Translation from English

Saturday, January 31, 2015

When Evil Triumphs- ( Sent to me by an Old Friend)

I believe the author of this is probably a Libertarian ( with whom I have deep disagreements) but is worth reading just to get our sense of perspective again


FREE-MAN's TAKE  with Paul Rosenberg | January 30, 2015
The Only Thing Necessary for Evil to Triumph Is....
[image-The Only Thing Necessary for Evil to Triumph Is…]
I am  betting that most of my readers can complete this phrase. The problem is, it isn't quite true. Edmund Burke, its supposed source, was a good man, but that doesn't make the saying true.
Here's the complete passage, in the form most of us know:
The only thing necessary for evil to triumph is for good men to do nothing.
Yes, there is a time when good men and women must stand up for what's right, even when it involves risk, but that moment comes only after evil has already been well established and is powerfully on the move.
Fighting evil may be an essential thing, but it isn't the first problem --it matters only after thousands or millions of mistakes have already been made. And if those first mistakes had not been made, great fights against evil wouldn't be necessary.
Where Evil Comes From
Let's begin with a crucial point: Evil is inherently weak.
Here's why that's true:
Evil does not produce. It must take advantage of healthy and effective life (AKA good men and women) if it is to succeed. Evil, by its nature, is wasteful and destructive: It breaks and kills and disrupts, but it does not produce and invent. Evil requires the production of the good in order to do its deeds.
  • How much territory could Caesar have conquered on his own?
  • How many people could Joe Stalin have killed with no one to take his orders?
  • How many people could Mao have starved to death without obedient middlemen?
  • With duteous followers, however, evil rulers killed some 260 million people in the 20th century.
The truth is that evil survives by tricking the good into doing its will. Without thousands of basically decent people confused enough to obey, evil would fail quickly.
The great tragedy of our era is the extent to which evil has been successful in convincing people to service it.
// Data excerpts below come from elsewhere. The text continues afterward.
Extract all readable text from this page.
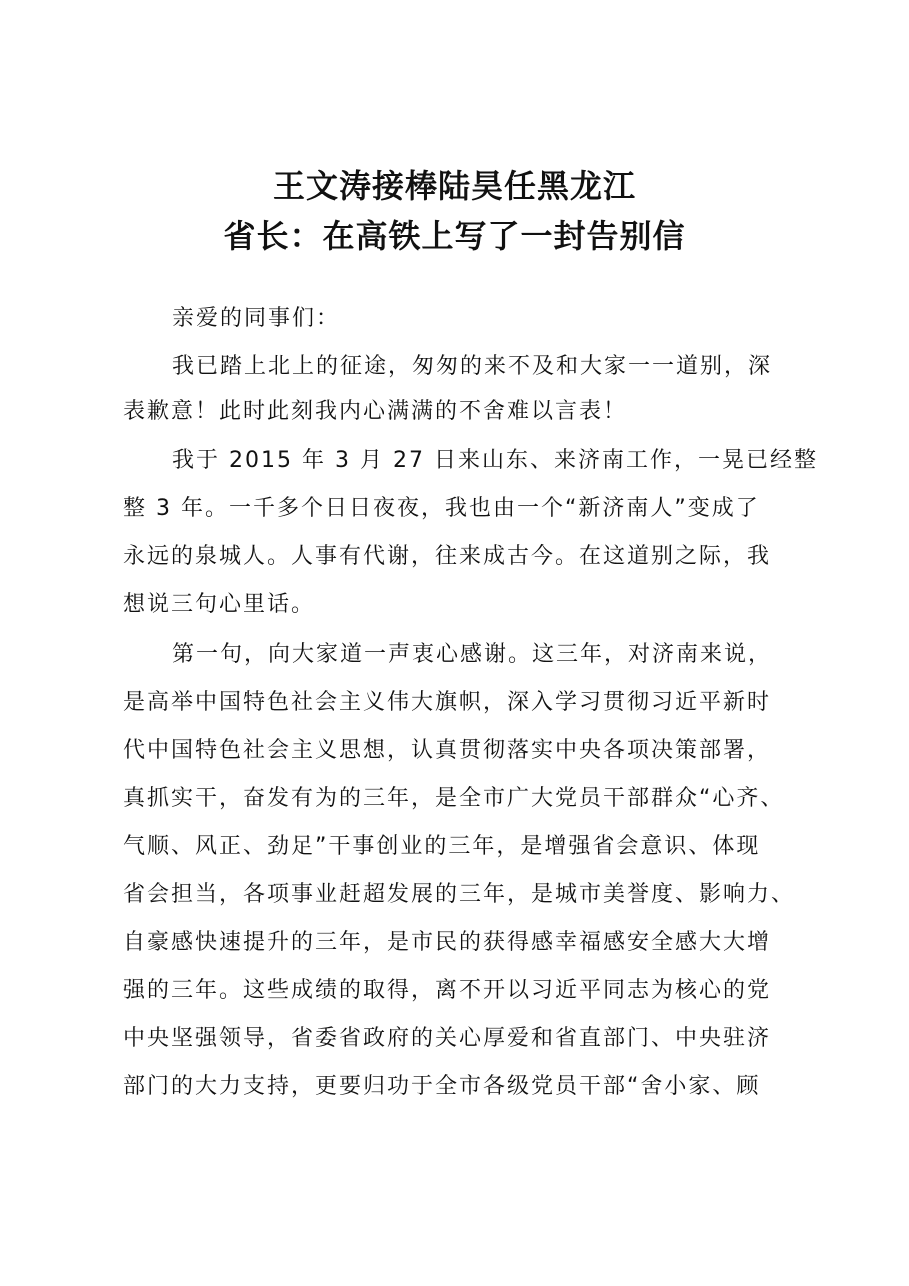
王文涛接棒陆昊任黑龙江
省长：在高铁上写了一封告别信
亲爱的同事们：
我已踏上北上的征途，匆匆的来不及和大家一一道别，深
表歉意！此时此刻我内心满满的不舍难以言表！
我于 2015 年 3 月 27 日来山东、来济南工作，一晃已经整
整 3 年。一千多个日日夜夜，我也由一个“新济南人”变成了
永远的泉城人。人事有代谢，往来成古今。在这道别之际，我
想说三句心里话。
第一句，向大家道一声衷心感谢。这三年，对济南来说，
是高举中国特色社会主义伟大旗帜，深入学习贯彻习近平新时
代中国特色社会主义思想，认真贯彻落实中央各项决策部署，
真抓实干，奋发有为的三年，是全市广大党员干部群众“心齐、
气顺、风正、劲足”干事创业的三年，是增强省会意识、体现
省会担当，各项事业赶超发展的三年，是城市美誉度、影响力、
自豪感快速提升的三年，是市民的获得感幸福感安全感大大增
强的三年。这些成绩的取得，离不开以习近平同志为核心的党
中央坚强领导，省委省政府的关心厚爱和省直部门、中央驻济
部门的大力支持，更要归功于全市各级党员干部“舍小家、顾
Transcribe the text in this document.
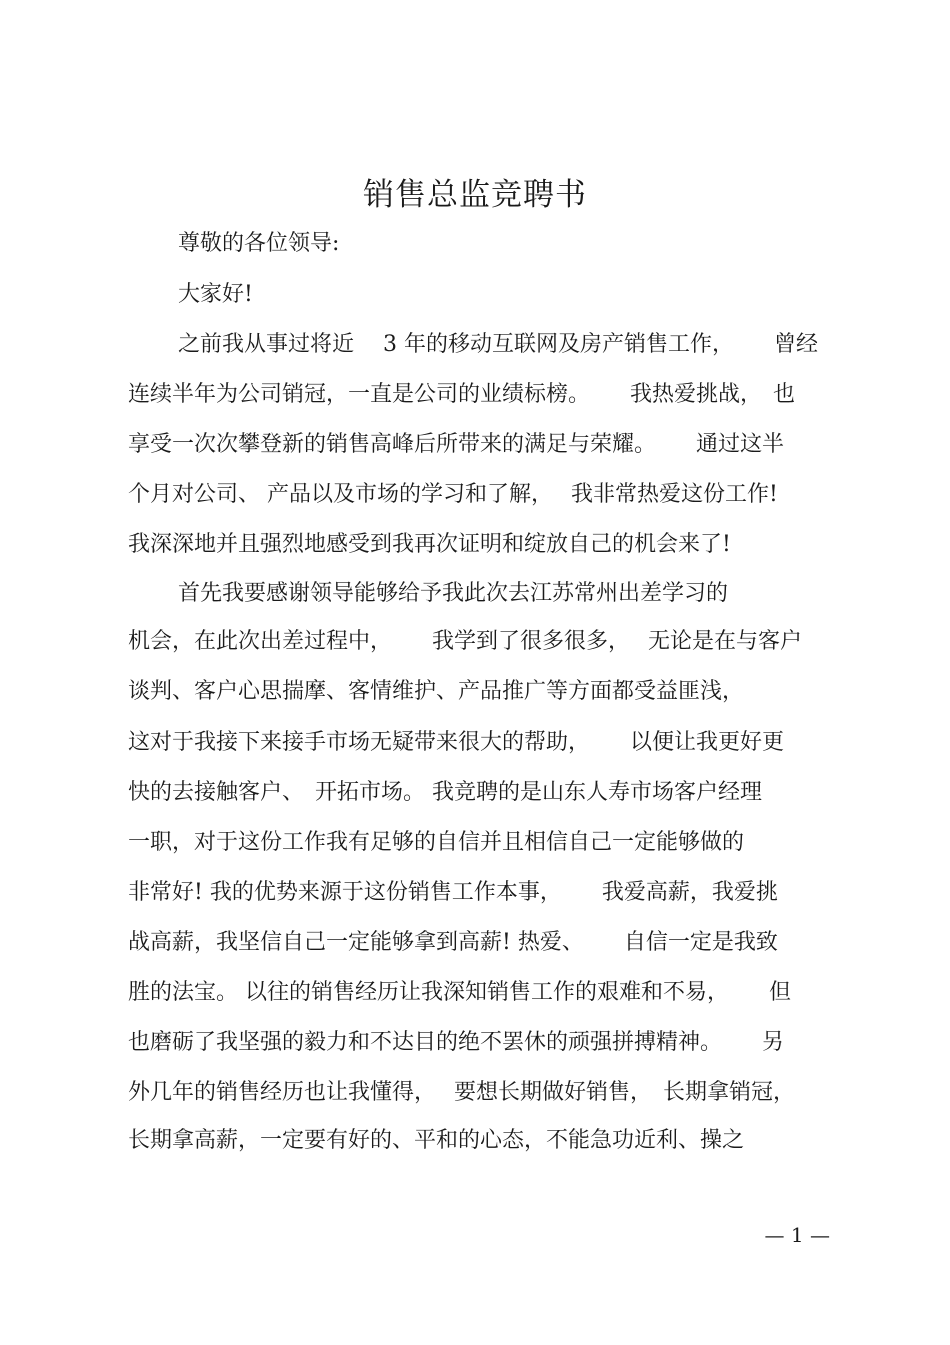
销售总监竞聘书
尊敬的各位领导:
大家好!
之前我从事过将近　 3 年的移动互联网及房产销售工作，　　 曾经
连续半年为公司销冠，一直是公司的业绩标榜。　　 我热爱挑战，　也
享受一次次攀登新的销售高峰后所带来的满足与荣耀。　　 通过这半
个月对公司、 产品以及市场的学习和了解，　 我非常热爱这份工作!
我深深地并且强烈地感受到我再次证明和绽放自己的机会来了!
首先我要感谢领导能够给予我此次去江苏常州出差学习的
机会，在此次出差过程中，　　 我学到了很多很多，　 无论是在与客户
谈判、客户心思揣摩、客情维护、产品推广等方面都受益匪浅，
这对于我接下来接手市场无疑带来很大的帮助，　　 以便让我更好更
快的去接触客户、　开拓市场。 我竞聘的是山东人寿市场客户经理
一职，对于这份工作我有足够的自信并且相信自己一定能够做的
非常好! 我的优势来源于这份销售工作本事，　　 我爱高薪，我爱挑
战高薪，我坚信自己一定能够拿到高薪! 热爱、　　 自信一定是我致
胜的法宝。 以往的销售经历让我深知销售工作的艰难和不易，　　 但
也磨砺了我坚强的毅力和不达目的绝不罢休的顽强拼搏精神。　　 另
外几年的销售经历也让我懂得，　 要想长期做好销售，　长期拿销冠，
长期拿高薪，一定要有好的、平和的心态，不能急功近利、操之
— 1 —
Good people having yielded their wills arm evil, accommodate evil, and acquiesce to its actions.
Hannah Arendt summarized it this way:
The sad truth is that most evil is done by people who never make up their minds to be good or evil.
People end up supporting evil because they don' t want to make up their minds at all. They want to avoid criticism and vulnerability, so they hold to the middle of the pack and avoid all risk.
These people wouldn't initiate murders by themselves, but in the name of duty, loyalty, unity, and/or the greater good, they cooperate with evil and give it their strength. But each plays a small part-- none of them stretches so far that they'd have to contemplate the final effects of their actions.
In the 20th century, however, the actions of such people led directly to the murders of 260 million people. And they did this precisely by avoiding decisions,  by merely obeying.
Sins of Obedience
People think of murder, lying, and robbery as sins, but none of those has nearly the death toll of obedience.
Basically decent men and women obey agents of evil for very mundane reasons. The process often goes like this:
  1. Being confused and intimidated, they look for the center of the pack.
  1. They try not to make waves.
  1. They learn that they can avoid making waves best if they adopt the perspectives of their overlords. So they run the overlords'  slogans through their minds as a default program.
In the end, these people don't make up their minds. Rather, they take on the minds of their overlords and do their will.
And so, the vast majority of evil done on Earth traces back to minds and wills that have been abandoned to fear and laid on the Altar of Obedience.
So....
This is what the famous quote should say:
The only thing necessary for evil to triumph is for good men to obey.
We should be painting that saying on our walls.